SOLO MILAN - Ma la partita aveva detto una cosa ben diversa. Aveva detto che il Milan, reduce da 4 punti in 4 gare, ha messo sotto la Juventus sul piano del gioco e che solo Szczesny aveva salvato a ripetizione la sua porta. A un amante del bel gioco come Sarri non sarà sfuggito questo aspetto. Altro che spartito, altro che collettivo, altro che armonia corale, solo un fuoriclasse poteva vincere e così è stato. La Juve ha vinto pescando in panchina, una fortuna che Pioli non ha.

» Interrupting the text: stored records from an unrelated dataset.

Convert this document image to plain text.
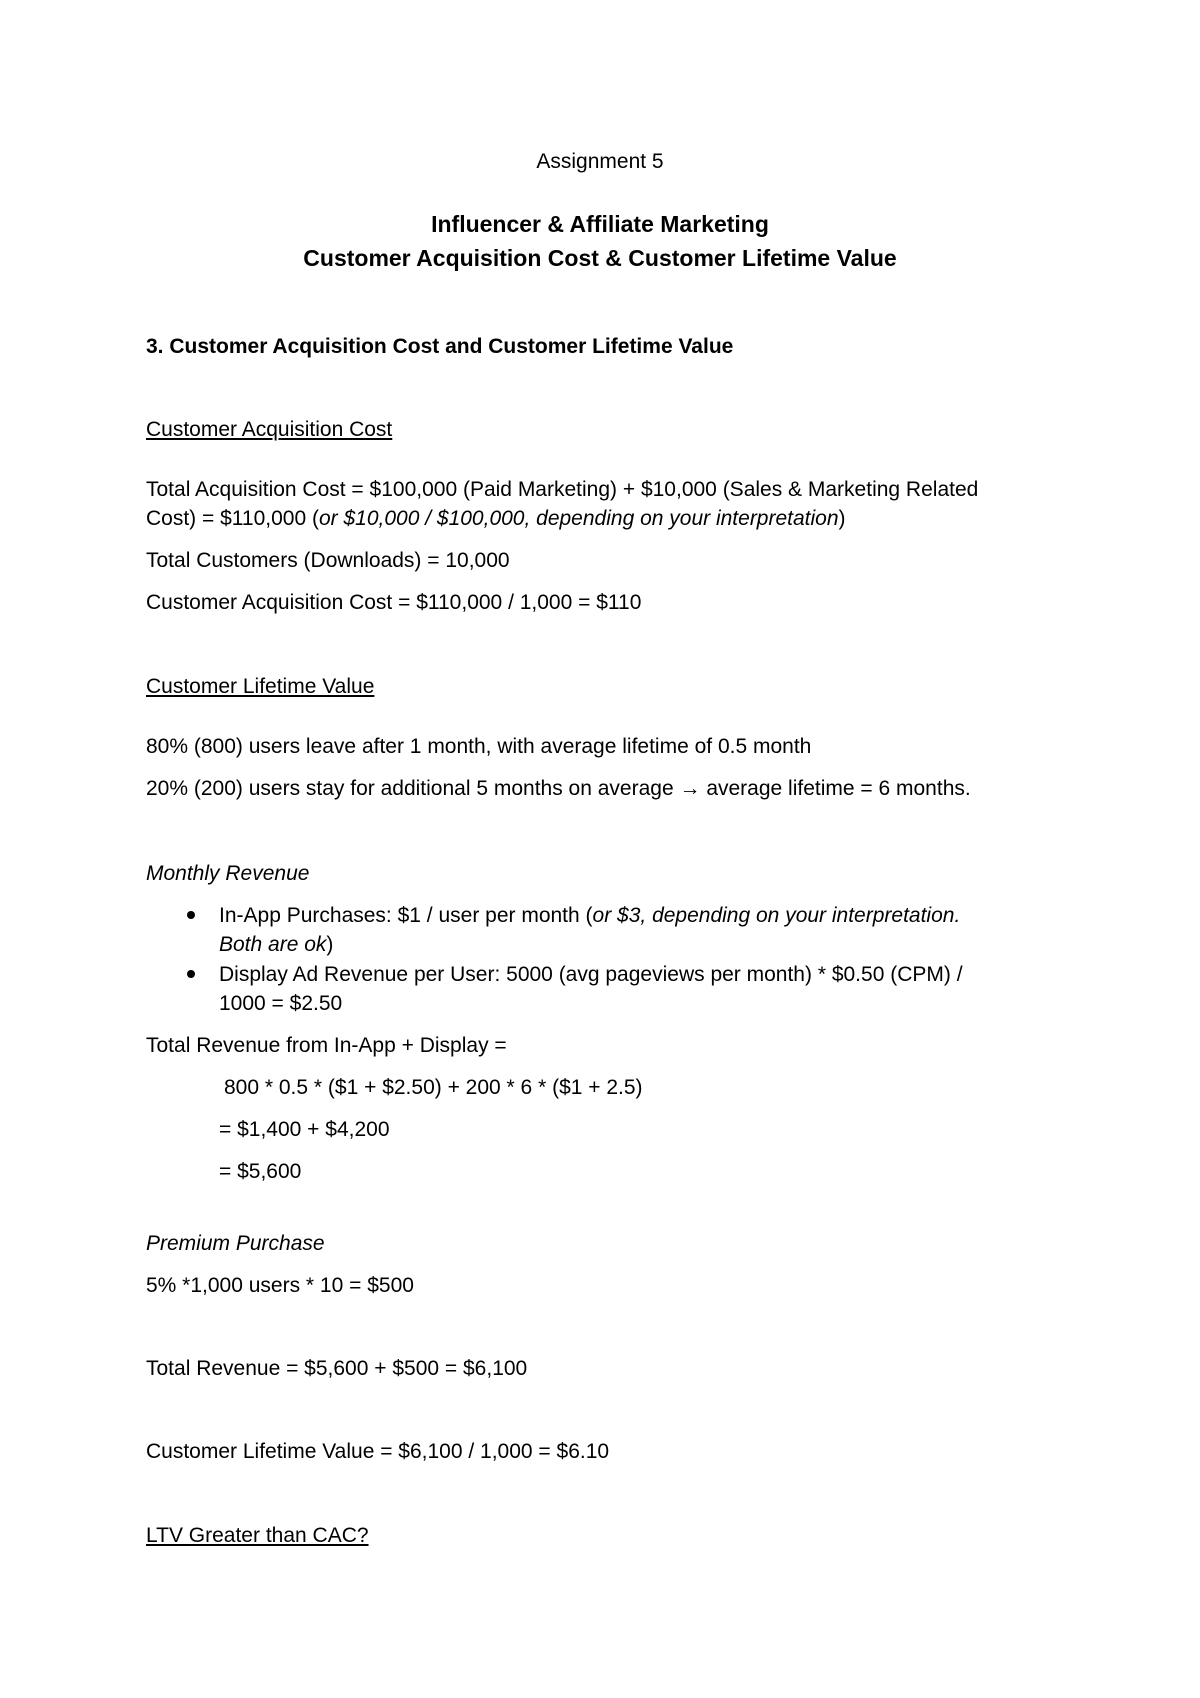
Assignment 5
Influencer & Affiliate Marketing
Customer Acquisition Cost & Customer Lifetime Value
3. Customer Acquisition Cost and Customer Lifetime Value
Customer Acquisition Cost
Total Acquisition Cost = $100,000 (Paid Marketing) + $10,000 (Sales & Marketing Related
Cost) = $110,000 (or $10,000 / $100,000, depending on your interpretation)
Total Customers (Downloads) = 10,000
Customer Acquisition Cost = $110,000 / 1,000 = $110
Customer Lifetime Value
80% (800) users leave after 1 month, with average lifetime of 0.5 month
20% (200) users stay for additional 5 months on average → average lifetime = 6 months.
Monthly Revenue
In-App Purchases: $1 / user per month (or $3, depending on your interpretation.
Both are ok)
Display Ad Revenue per User: 5000 (avg pageviews per month) * $0.50 (CPM) /
1000 = $2.50
Total Revenue from In-App + Display =
800 * 0.5 * ($1 + $2.50) + 200 * 6 * ($1 + 2.5)
= $1,400 + $4,200
= $5,600
Premium Purchase
5% *1,000 users * 10 = $500
Total Revenue = $5,600 + $500 = $6,100
Customer Lifetime Value = $6,100 / 1,000 = $6.10
LTV Greater than CAC?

TRE DI QUATTRO - Alla ricerca di un equilibrio tattico, Sarri ha trascurato almeno in parte la ricchezza del suo organico. In attacco ha 4 giocatori che si dividono le qualifiche di fuoriclasse, campioni, fenomeni, e sono Higuain, Cristiano Ronaldo, Dybala e Douglas Costa. Ora, saranno anche discorsi da bar come dice il tecnico di Figline, ma almeno tre di questi quattro devono giocare. A meno che, senza di loro (senza due di loro), la Juve non sia una squadra spettacolo. Siccome adesso non lo è (e in questa stagione lo è stata poche volte), allora largo ai fuoriclasse-campioni-fenomeni.

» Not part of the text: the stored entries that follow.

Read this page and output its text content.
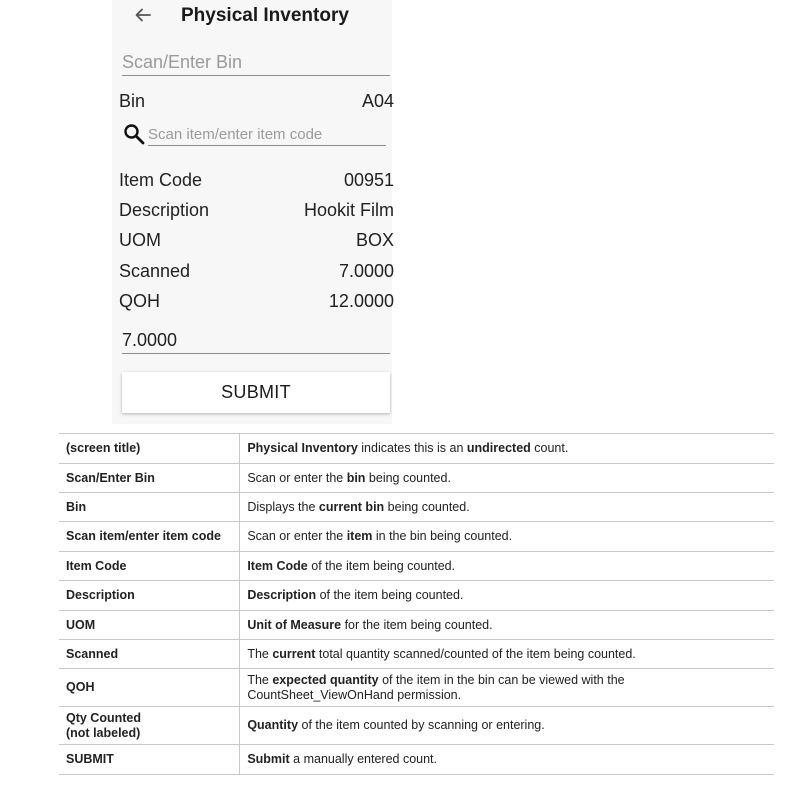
Physical Inventory
Scan/Enter Bin
Bin	A04
Scan item/enter item code
Item Code	00951
Description	Hookit Film
UOM	BOX
Scanned	7.0000
QOH	12.0000
7.0000
SUBMIT
(screen title)	Physical Inventory indicates this is an undirected count.
Scan/Enter Bin	Scan or enter the bin being counted.
Bin	Displays the current bin being counted.
Scan item/enter item code	Scan or enter the item in the bin being counted.
Item Code	Item Code of the item being counted.
Description	Description of the item being counted.
UOM	Unit of Measure for the item being counted.
Scanned	The current total quantity scanned/counted of the item being counted.
QOH	The expected quantity of the item in the bin can be viewed with the
CountSheet_ViewOnHand permission.
Qty Counted
(not labeled)	Quantity of the item counted by scanning or entering.
SUBMIT	Submit a manually entered count.
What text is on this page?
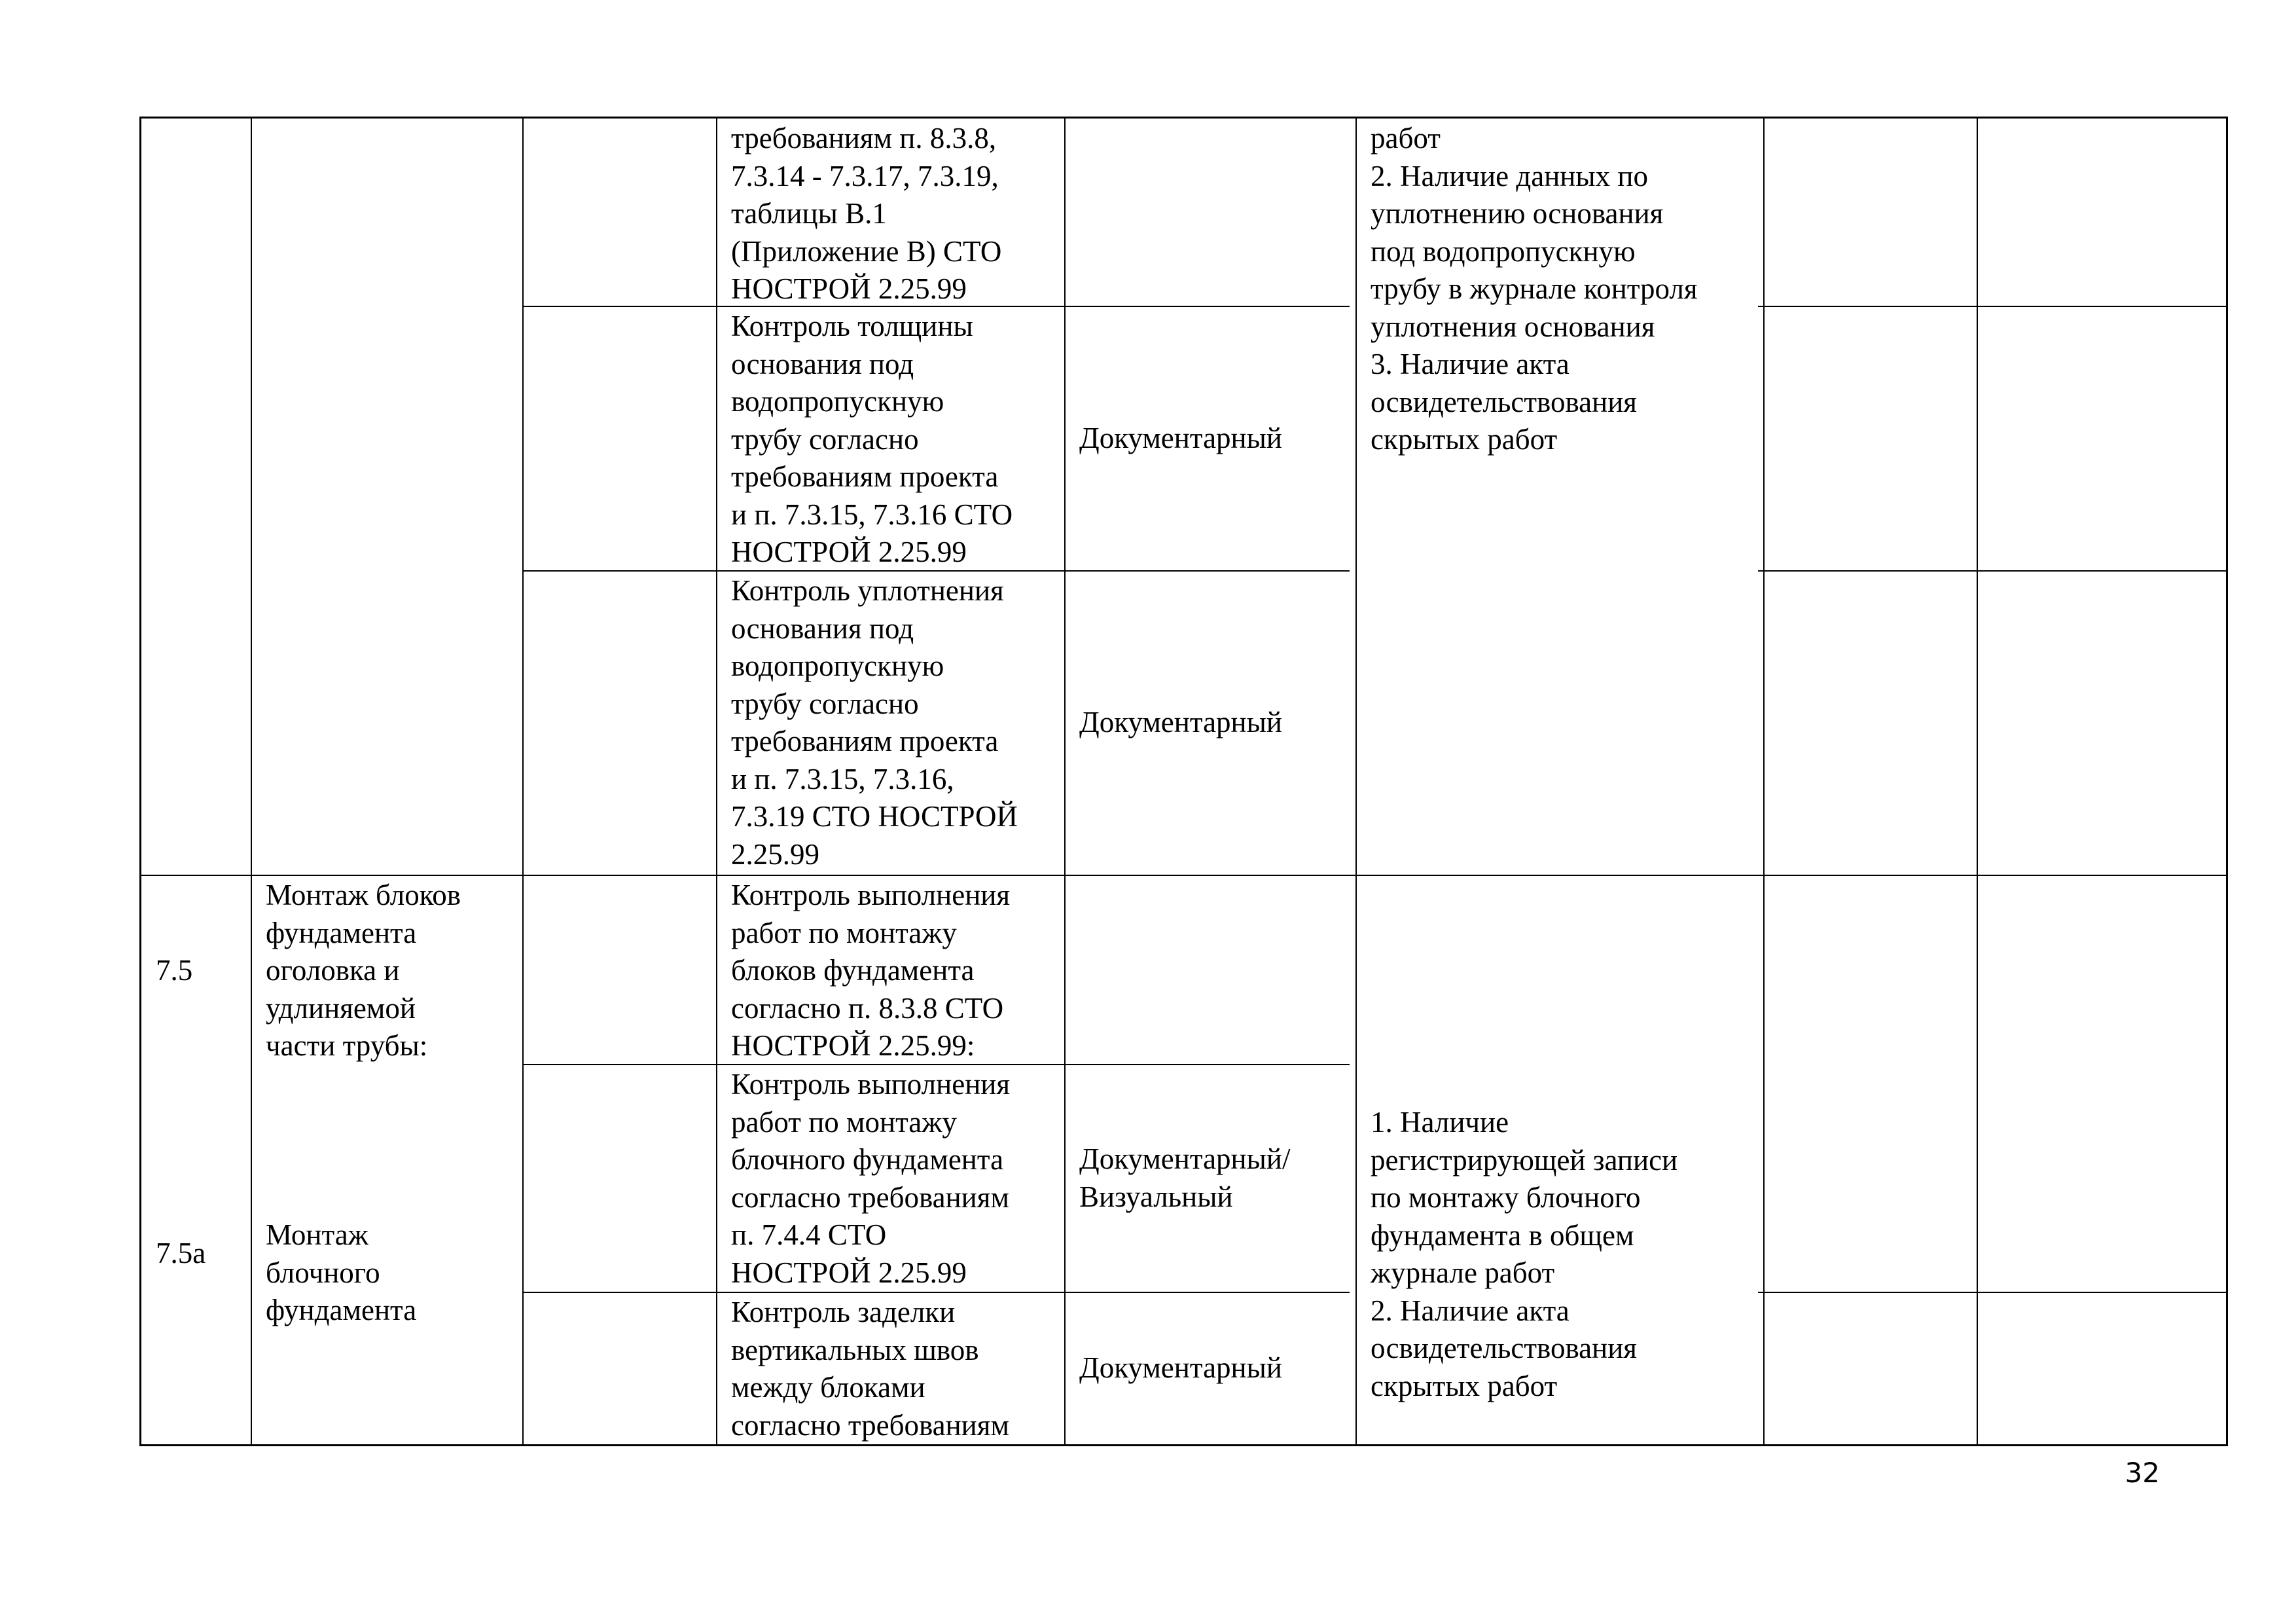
требованиям п. 8.3.8,
7.3.14 - 7.3.17, 7.3.19,
таблицы В.1
(Приложение В) СТО
НОСТРОЙ 2.25.99
работ
2. Наличие данных по
уплотнению основания
под водопропускную
трубу в журнале контроля
уплотнения основания
3. Наличие акта
освидетельствования
скрытых работ
Контроль толщины
основания под
водопропускную
трубу согласно
требованиям проекта
и п. 7.3.15, 7.3.16 СТО
НОСТРОЙ 2.25.99
Документарный
Контроль уплотнения
основания под
водопропускную
трубу согласно
требованиям проекта
и п. 7.3.15, 7.3.16,
7.3.19 СТО НОСТРОЙ
2.25.99
Документарный
7.5
7.5а
Монтаж блоков
фундамента
оголовка и
удлиняемой
части трубы:
Монтаж
блочного
фундамента
Контроль выполнения
работ по монтажу
блоков фундамента
согласно п. 8.3.8 СТО
НОСТРОЙ 2.25.99:
1. Наличие
регистрирующей записи
по монтажу блочного
фундамента в общем
журнале работ
2. Наличие акта
освидетельствования
скрытых работ
Контроль выполнения
работ по монтажу
блочного фундамента
согласно требованиям
п. 7.4.4 СТО
НОСТРОЙ 2.25.99
Документарный/
Визуальный
Контроль заделки
вертикальных швов
между блоками
согласно требованиям
Документарный
32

JUVE SCIALBA E LENTA - Con gli occhi pieni di Liverpool-Manchester City sapevamo che Juventus-Milan non avrebbe mai raggiunto lo spettacolo della sfida inglese, non ne avrebbe mai sfiorato il ritmo, la velocità e l’intensità, ma qualcosa di più, qualcosa di meglio era legittimo aspettarsi. Soprattutto dalla Juventus. Il primo tempo dei bianconeri è stato pari a niente. Niente gioco, niente corsa, niente di niente. Se a Mosca questa squadra aveva vinto deludendo, nei primi 45' contro il Milan ha fatto ancora peggio. Zero o quasi Ronaldo (una conclusione centrale parata di nessuna difficoltà per Donnarumma), poco Higuain (un tiro deviato in angolo con i piedi dal portiere della Nazionale), un paio di accelerazioni di Cuadrado, un tiro alto di Bernardeschi che Sarri continua a impiegare come trequartista senza ottenere benefici per la squadra e per il giocatore stesso.

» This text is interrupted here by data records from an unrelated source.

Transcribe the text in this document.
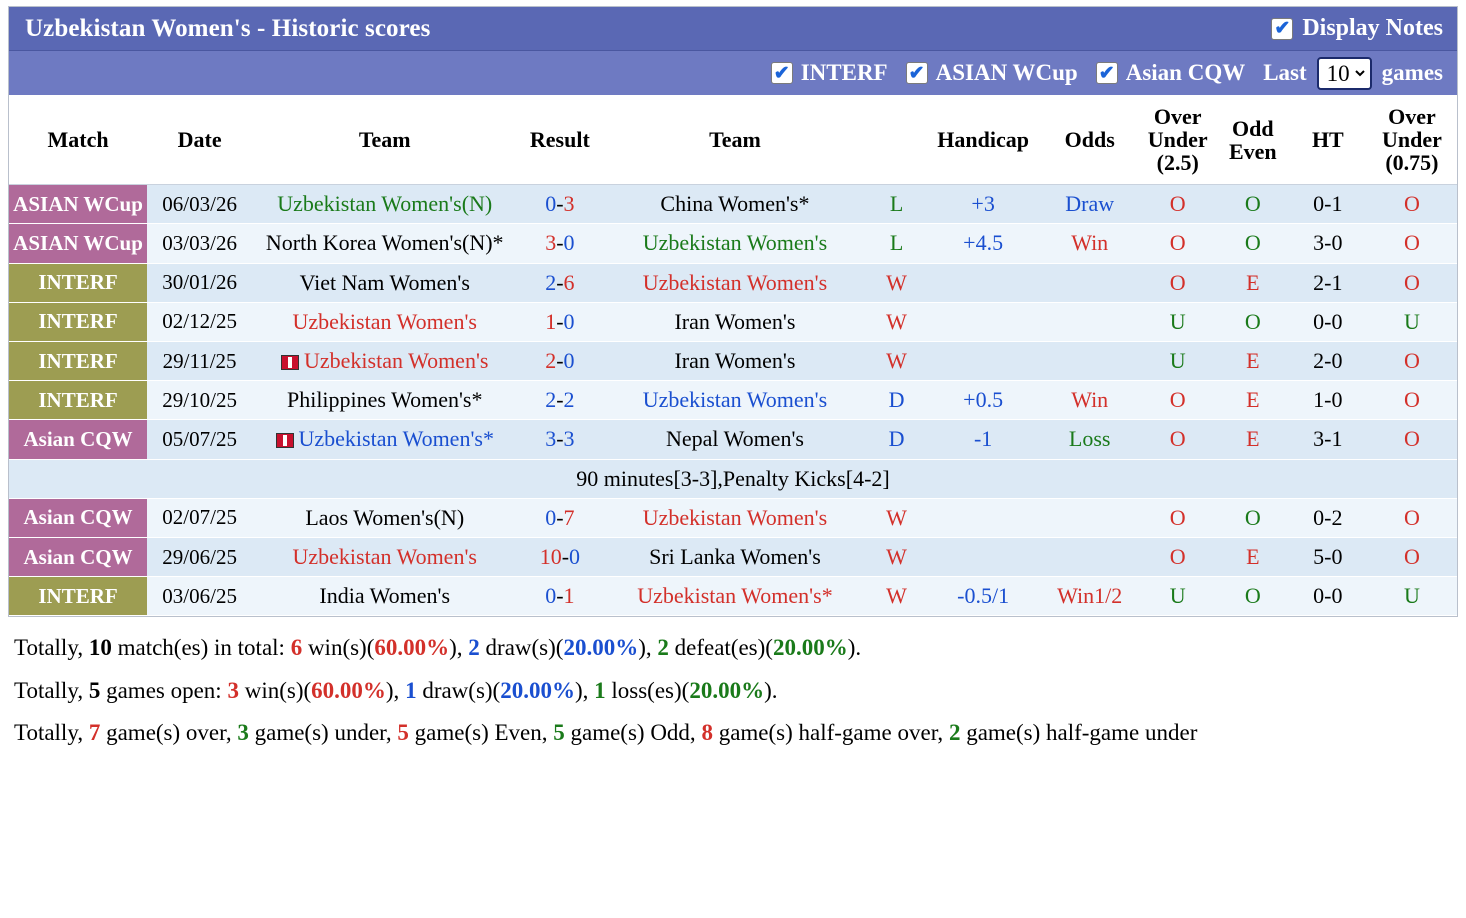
Uzbekistan Women's - Historic scores	✔ Display Notes
✔ INTERF ✔ ASIAN WCup ✔ Asian CQW Last
10	games
Match	Date	Team	Result	Team		Handicap	Odds	Over
Under
(2.5)	Odd
Even	HT	Over
Under
(0.75)
ASIAN WCup	06/03/26	Uzbekistan Women's(N)	0-3	China Women's*	L	+3	Draw	O	O	0-1	O
ASIAN WCup	03/03/26	North Korea Women's(N)*	3-0	Uzbekistan Women's	L	+4.5	Win	O	O	3-0	O
INTERF	30/01/26	Viet Nam Women's	2-6	Uzbekistan Women's	W			O	E	2-1	O
INTERF	02/12/25	Uzbekistan Women's	1-0	Iran Women's	W			U	O	0-0	U
INTERF	29/11/25	Uzbekistan Women's	2-0	Iran Women's	W			U	E	2-0	O
INTERF	29/10/25	Philippines Women's*	2-2	Uzbekistan Women's	D	+0.5	Win	O	E	1-0	O
Asian CQW	05/07/25	Uzbekistan Women's*	3-3	Nepal Women's	D	-1	Loss	O	E	3-1	O
90 minutes[3-3],Penalty Kicks[4-2]											
Asian CQW	02/07/25	Laos Women's(N)	0-7	Uzbekistan Women's	W			O	O	0-2	O
Asian CQW	29/06/25	Uzbekistan Women's	10-0	Sri Lanka Women's	W			O	E	5-0	O
INTERF	03/06/25	India Women's	0-1	Uzbekistan Women's*	W	-0.5/1	Win1/2	U	O	0-0	U
Totally, 10 match(es) in total: 6 win(s)(60.00%), 2 draw(s)(20.00%), 2 defeat(es)(20.00%).
Totally, 5 games open: 3 win(s)(60.00%), 1 draw(s)(20.00%), 1 loss(es)(20.00%).
Totally, 7 game(s) over, 3 game(s) under, 5 game(s) Even, 5 game(s) Odd, 8 game(s) half-game over, 2 game(s) half-game under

MEGLIO IL MILAN - Se si pensa che negli ultimi 10 campionati la Juve ha fatto 206 punti in più del Milan significa che l’abisso di questo distacco, un tempo inesistente, non nasce adesso e infatti soprattutto nella prima parte della gara non si è vista questa differenza. O meglio, una differenza c’è stata, ma a favore del Milan che ha avuto quattro occasioni per segnare, due delle quali notevolissime. La prima con Piatek (colpo di testa in piena libertà, ma palla fuori), la seconda con Paquetà (altro colpo di testa, su cross di Conti, con Szczesny che ha tolto la palla dall’incrocio dei pali), la terza con Hernandez (botta dalla distanza, altra deviazione del portiere polacco), infine la quarta di nuovo con Piatek (diagonale respinto da Szczesny). Il Milan giocava discretamente, con personalità e buona tecnica. La Juve no. La squadra di Pioli vinceva quasi tutti i duelli diretti: Bennacer meglio di Bernardeschi, Paquetà nettamente meglio di Matuidi, Krunic teneva a freno Bentancur, Conti chiudeva lo spazio a Ronaldo e la coppia Duarte-Romagnoli non temeva troppo Higuain.

POI DYBALA... - Sarri ha preso la decisione giusta, ha tolto Ronaldo (che se n'è andato rabbioso e livido) e messo Dybala, il giocatore che quando vede il Milan diventa un toro. Dybala è entrato nella difesa rossonera come se avesse una lama ai piedi, ha chiesto il triangolo a Higuain, ha saltato Romagnoli (che si è opposto male col corpo) e segnato di destro. Era il suo 7° gol contro il Milan in Serie A, contro nessun’altra squadra ha fatto meglio. Era in campo anche Douglas Costa, che aveva dato il via all’azione. Il Milan ha ripreso ad attaccare nel finale ma Szczesny ha risposto bene. I tre punti sono del portiere polacco almeno quanto lo sono di Dybala. In fondo ci restava un dubbio, o meglio, una vaga sensazione: se il Milan avesse avuto Mandzukic, il quinto ed ora escluso attaccante della Juve, forse questa partita non l’avrebbe persa.